In recent years, elder abuse cases have become more dangerous and costly. It is not unusual for juries to return verdicts against nursing homes for millions of dollars. A new decision from the California Court of Appeal is a positive development for nursing homes and their defense attorneys as it may eliminate the use of certain theories and tactics plaintiffs have historically utilized in prosecuting elder abuse and negligence cases.

In the recently-published case of Samuel Nevarrez v. San Marino Skilled Nursing and Wellness Centre, et al., involving a former resident’s claims for elder abuse, negligence, and violation of Patient’s Bill of Rights against nursing home operators, a California Court of Appeal held that the statutory remedy against a skilled nursing facility for violations of the patient bill of rights is capped at a maximum of $500, regardless of the number of rights violated and the number of times violations occurred. In addition, the Court of Appeal held that the trial court abused its discretion in admitting a class “A” citation into evidence.
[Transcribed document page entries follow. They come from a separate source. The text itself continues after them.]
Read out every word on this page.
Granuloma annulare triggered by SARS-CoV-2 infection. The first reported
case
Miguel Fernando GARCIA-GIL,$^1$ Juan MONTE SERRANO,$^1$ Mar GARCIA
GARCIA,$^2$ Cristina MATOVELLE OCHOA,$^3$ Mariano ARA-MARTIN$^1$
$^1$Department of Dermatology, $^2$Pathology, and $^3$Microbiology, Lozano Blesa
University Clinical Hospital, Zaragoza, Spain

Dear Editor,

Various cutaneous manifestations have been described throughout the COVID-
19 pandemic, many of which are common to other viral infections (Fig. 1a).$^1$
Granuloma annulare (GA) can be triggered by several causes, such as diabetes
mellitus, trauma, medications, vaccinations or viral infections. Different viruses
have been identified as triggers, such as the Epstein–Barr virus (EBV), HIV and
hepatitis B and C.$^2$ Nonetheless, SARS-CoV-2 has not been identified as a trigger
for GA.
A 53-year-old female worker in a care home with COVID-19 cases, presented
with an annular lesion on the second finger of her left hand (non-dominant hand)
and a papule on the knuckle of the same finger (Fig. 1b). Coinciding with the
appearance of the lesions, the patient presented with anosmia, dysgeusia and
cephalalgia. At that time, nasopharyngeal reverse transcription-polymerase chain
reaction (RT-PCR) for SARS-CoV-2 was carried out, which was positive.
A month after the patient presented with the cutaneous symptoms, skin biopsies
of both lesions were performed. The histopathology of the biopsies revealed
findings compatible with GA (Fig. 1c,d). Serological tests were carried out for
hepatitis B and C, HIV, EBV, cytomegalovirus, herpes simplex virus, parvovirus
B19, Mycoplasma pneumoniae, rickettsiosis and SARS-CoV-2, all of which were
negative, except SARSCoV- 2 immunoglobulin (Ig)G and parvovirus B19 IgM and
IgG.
The factual background of the San Marino case is representative of a typical elder abuse case. Nevarrez was an elderly patient who was at a high risk for falls. During his stay at the facility, Nevarrez fell over 10 times. In his most serious fall, Nevarrez hit his head on a wall, underwent brain surgery for a subdural hematoma, and later had a stroke. Neverraz died during the litigation and his wife substituted in as the plaintiff. After Nevarrez’s most serious fall, the nursing home self-reported the incident to the California Department of Public Health, which investigated it and issued a class “A” citation to the facility for failing to prevent Nevarrez’s fall.

The $500 Cap on Health and Safety Code Section 1430(b) Violations


Section 1430(b) provides that a resident or former resident of a skilled nursing facility “may bring a civil action against the licensee of a facility who violates any rights of the resident or patient as set forth in the Patient’s Bill of Rights in Section 72527 of Title 22 of the California Code of Regulations, or any other right provided for by federal or state law or regulation.” The statute goes on to provide that, “[t]he licensee shall be liable for up to five hundred dollars ($500), and for costs and attorney fees, and may be enjoined from permitting the violation to continue.”
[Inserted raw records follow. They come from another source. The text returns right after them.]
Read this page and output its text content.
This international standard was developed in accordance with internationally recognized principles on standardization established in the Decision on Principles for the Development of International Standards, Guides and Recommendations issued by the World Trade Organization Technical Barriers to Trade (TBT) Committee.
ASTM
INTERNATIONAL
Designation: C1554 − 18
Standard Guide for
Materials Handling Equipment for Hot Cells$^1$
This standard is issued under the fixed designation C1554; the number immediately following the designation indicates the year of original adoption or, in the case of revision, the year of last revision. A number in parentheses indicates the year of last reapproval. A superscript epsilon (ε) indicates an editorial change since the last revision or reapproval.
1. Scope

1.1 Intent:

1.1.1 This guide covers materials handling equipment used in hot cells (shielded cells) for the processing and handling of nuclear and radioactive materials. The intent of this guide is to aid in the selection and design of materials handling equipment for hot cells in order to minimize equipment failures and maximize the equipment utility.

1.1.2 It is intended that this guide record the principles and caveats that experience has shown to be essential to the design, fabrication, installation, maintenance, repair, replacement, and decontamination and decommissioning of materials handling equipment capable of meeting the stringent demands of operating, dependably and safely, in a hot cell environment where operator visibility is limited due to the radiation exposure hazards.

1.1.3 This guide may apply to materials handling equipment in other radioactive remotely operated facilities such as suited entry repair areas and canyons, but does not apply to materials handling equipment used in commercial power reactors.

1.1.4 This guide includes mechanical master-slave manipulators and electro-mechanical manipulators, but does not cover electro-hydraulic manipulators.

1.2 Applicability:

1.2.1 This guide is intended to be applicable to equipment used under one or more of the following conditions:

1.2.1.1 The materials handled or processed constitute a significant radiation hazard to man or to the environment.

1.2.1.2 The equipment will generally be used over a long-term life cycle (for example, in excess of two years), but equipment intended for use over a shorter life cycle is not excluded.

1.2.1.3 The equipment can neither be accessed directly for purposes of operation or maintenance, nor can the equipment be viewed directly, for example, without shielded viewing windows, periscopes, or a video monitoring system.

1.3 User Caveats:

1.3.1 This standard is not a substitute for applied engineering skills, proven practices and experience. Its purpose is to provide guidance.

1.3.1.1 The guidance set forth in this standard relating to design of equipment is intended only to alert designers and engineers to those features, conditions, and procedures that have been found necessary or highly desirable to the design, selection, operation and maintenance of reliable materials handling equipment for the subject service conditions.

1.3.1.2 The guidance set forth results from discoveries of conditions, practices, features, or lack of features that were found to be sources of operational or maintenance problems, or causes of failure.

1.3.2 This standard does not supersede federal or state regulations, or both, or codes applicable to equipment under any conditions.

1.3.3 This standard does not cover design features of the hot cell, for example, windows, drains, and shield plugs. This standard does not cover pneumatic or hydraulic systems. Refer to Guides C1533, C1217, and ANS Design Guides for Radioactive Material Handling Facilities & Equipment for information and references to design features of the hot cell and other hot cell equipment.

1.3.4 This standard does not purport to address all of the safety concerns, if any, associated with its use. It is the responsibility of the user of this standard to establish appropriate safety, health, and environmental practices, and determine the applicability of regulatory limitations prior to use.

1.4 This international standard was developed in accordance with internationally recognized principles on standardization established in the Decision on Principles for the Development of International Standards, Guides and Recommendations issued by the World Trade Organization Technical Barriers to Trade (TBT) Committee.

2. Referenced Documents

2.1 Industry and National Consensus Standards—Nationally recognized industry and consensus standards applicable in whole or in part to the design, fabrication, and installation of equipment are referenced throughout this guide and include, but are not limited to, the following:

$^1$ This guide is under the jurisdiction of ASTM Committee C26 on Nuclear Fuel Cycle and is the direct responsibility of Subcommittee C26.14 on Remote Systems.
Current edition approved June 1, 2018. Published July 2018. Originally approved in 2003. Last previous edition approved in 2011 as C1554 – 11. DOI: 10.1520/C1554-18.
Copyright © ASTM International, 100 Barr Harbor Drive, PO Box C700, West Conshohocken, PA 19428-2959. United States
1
The trial court had awarded the San Marino plaintiff $7,000 in civil penalties for each of the 14 violations of the Patient’s Bill of Rights that the jury had found. The Court of Appeal reversed the entire award finding it excessive and not in accordance with the statute. The Court, applying a plain reading of the statute, stated that the “statutory language indicates $500 is the maximum that can be recovered in a civil action under this provision, regardless of how many rights are violated or whether such rights are violated repeatedly. The statutory language also indicates that $500 is not intended to be a flat penalty, but rather the maximum amount in a range of possible penalties” (emphasis added).


For years, section 1430(b) has been used by plaintiffs’ attorneys as a powerful sword in elder abuse and negligence cases. Plaintiffs’ lawyers have long taken the position that plaintiffs were entitled to $500 for each and every occurrence of a violation, along with attorney fees. Courts, juries, and nursing home advocates throughout California have historically been receptive to this interpretation and plaintiffs have been awarded significant amounts under the statute.
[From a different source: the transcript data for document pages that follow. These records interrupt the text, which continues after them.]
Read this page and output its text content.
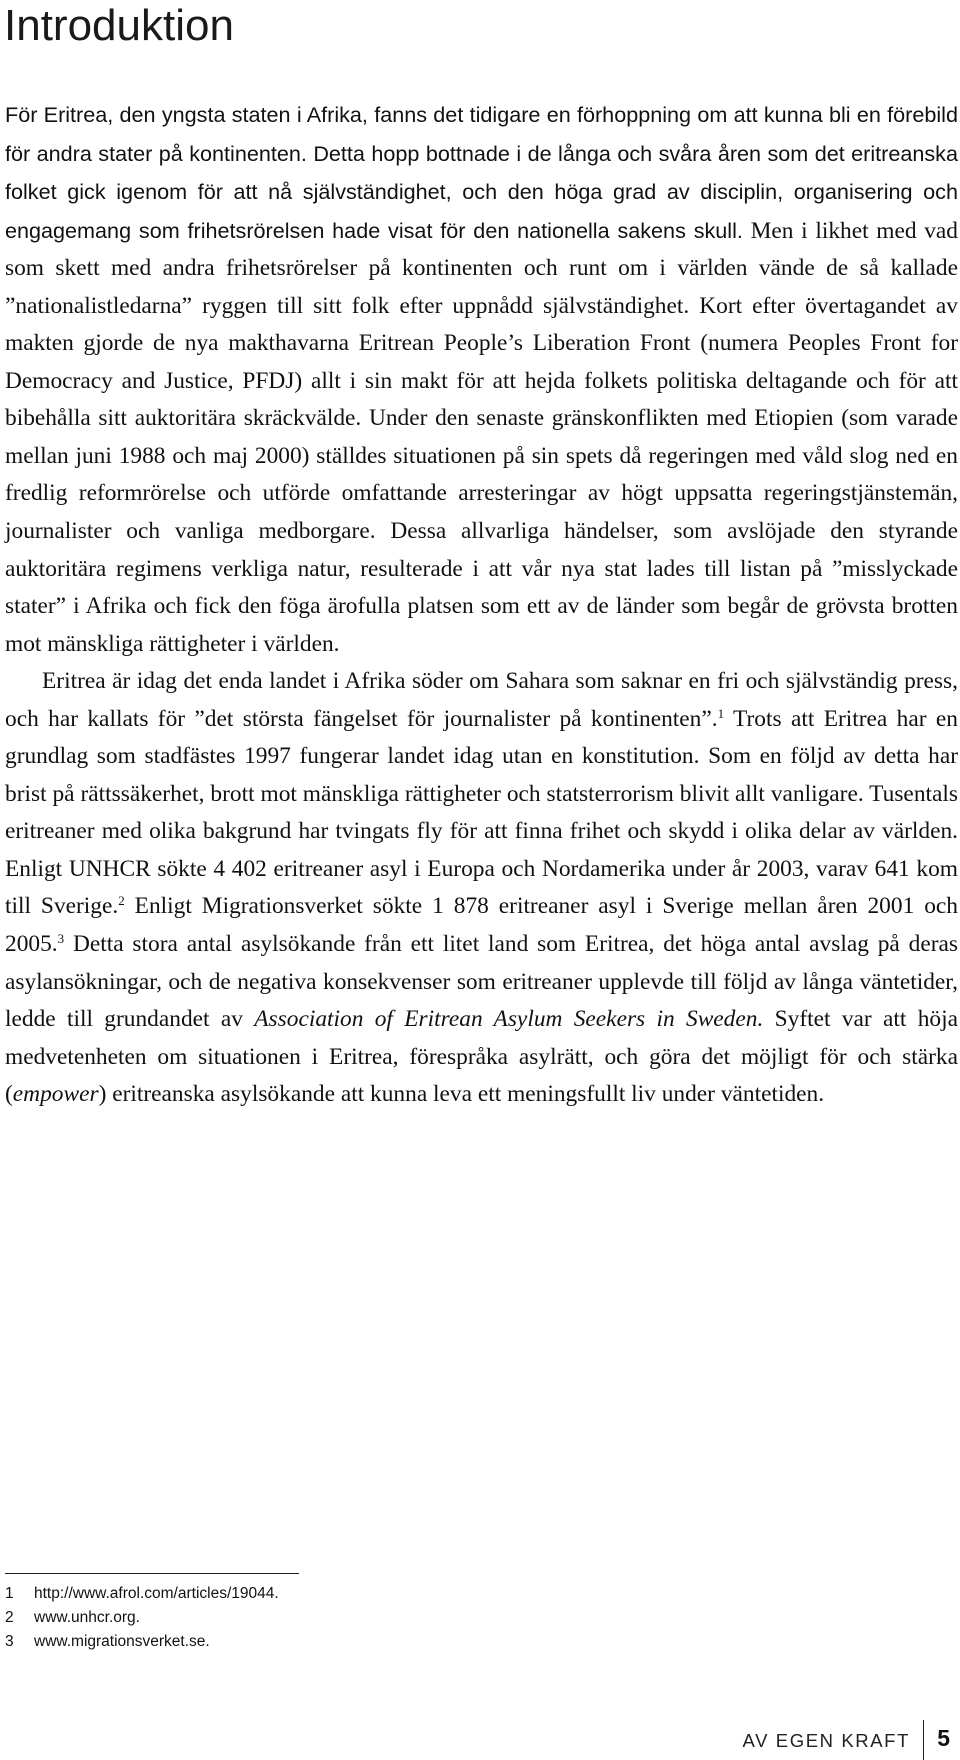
Introduktion

För Eritrea, den yngsta staten i Afrika, fanns det tidigare en förhoppning om att kunna bli en förebild för andra stater på kontinenten. Detta hopp bottnade i de långa och svåra åren som det eritreanska folket gick igenom för att nå självständighet, och den höga grad av disciplin, organisering och engagemang som frihetsrörelsen hade visat för den nationella sakens skull. Men i likhet med vad som skett med andra frihetsrörelser på kontinenten och runt om i världen vände de så kallade ”nationalistledarna” ryggen till sitt folk efter uppnådd självständighet. Kort efter övertagandet av makten gjorde de nya makthavarna Eritrean People’s Liberation Front (numera Peoples Front for Democracy and Justice, PFDJ) allt i sin makt för att hejda folkets politiska deltagande och för att bibehålla sitt auktoritära skräckvälde. Under den senaste gränskonflikten med Etiopien (som varade mellan juni 1988 och maj 2000) ställdes situationen på sin spets då regeringen med våld slog ned en fredlig reformrörelse och utförde omfattande arresteringar av högt uppsatta regeringstjänstemän, journalister och vanliga medborgare. Dessa allvarliga händelser, som avslöjade den styrande auktoritära regimens verkliga natur, resulterade i att vår nya stat lades till listan på ”misslyckade stater” i Afrika och fick den föga ärofulla platsen som ett av de länder som begår de grövsta brotten mot mänskliga rättigheter i världen.

Eritrea är idag det enda landet i Afrika söder om Sahara som saknar en fri och självständig press, och har kallats för ”det största fängelset för journalister på kontinenten”.$^1$ Trots att Eritrea har en grundlag som stadfästes 1997 fungerar landet idag utan en konstitution. Som en följd av detta har brist på rättssäkerhet, brott mot mänskliga rättigheter och statsterrorism blivit allt vanligare. Tusentals eritreaner med olika bakgrund har tvingats fly för att finna frihet och skydd i olika delar av världen. Enligt UNHCR sökte 4 402 eritreaner asyl i Europa och Nordamerika under år 2003, varav 641 kom till Sverige.$^2$ Enligt Migrationsverket sökte 1 878 eritreaner asyl i Sverige mellan åren 2001 och 2005.$^3$ Detta stora antal asylsökande från ett litet land som Eritrea, det höga antal avslag på deras asylansökningar, och de negativa konsekvenser som eritreaner upplevde till följd av långa väntetider, ledde till grundandet av Association of Eritrean Asylum Seekers in Sweden. Syftet var att höja medvetenheten om situationen i Eritrea, förespråka asylrätt, och göra det möjligt för och stärka (empower) eritreanska asylsökande att kunna leva ett meningsfullt liv under väntetiden.

1	http://www.afrol.com/articles/19044.
2	www.unhcr.org.
3	www.migrationsverket.se.
AV EGEN KRAFT 5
The San Marino case is significant because the Court of Appeal interpreted the statute to cap a plaintiff’s recovery at $500 maximum, regardless of the number of regulations violated or the number of violations. While the Court of Appeal did not place an explicit cap on the recovery of attorney fees under the statute, in light of the ruling, it seems clear that recoverable attorney fees will now be based on the court’s interpretation of the statute, which will limit recovery to proving the violation of patient rights without regard to numerosity.

Prejudicial Error in Admitting Citation


The California Department of Public Health has the authority to issue citations to nursing facilities that are determined to have violated state or federal laws or regulations. Citations are administrative penalties and monetary fines that become part of the facility’s public record. Various citation classes can be issued based on the severity of the violation.


In San Marino, the Court of Appeal held that the trial court abused its discretion in admitting a class “A” citation against the facility and that the citation was improperly used to taint the jury’s finding of elder abuse and negligence where the “citation was offered essentially as an endorsement by the government of Nevarrez’s case against [the nursing home]” and where it was used to “predetermine the case and confuse the jury.” The Court of Appeal also confirmed that plans of correction are inadmissible under Health and Safety Code section 1280(f) and Evidence Code section 1151.


A universal tactic by plaintiff’s attorneys is to seek admission of citations in elder abuse and negligence cases. Often, the plaintiff’s lawyer would orchestrate the citation’s issuance in the first place, by initiating a complaint with the Department of Public Health, which would result in the citation actually being issued. In reversing the jury’s finding of elder abuse and negligence, the San Marino decision hampers the ability of a plaintiff’s lawyer to use a citation to prove liability.


While it remains to be seen whether the decision will be appealed or reviewed by the California Supreme Court if it is, the San Marino case is representative of a significant victory for the nursing home industry in California.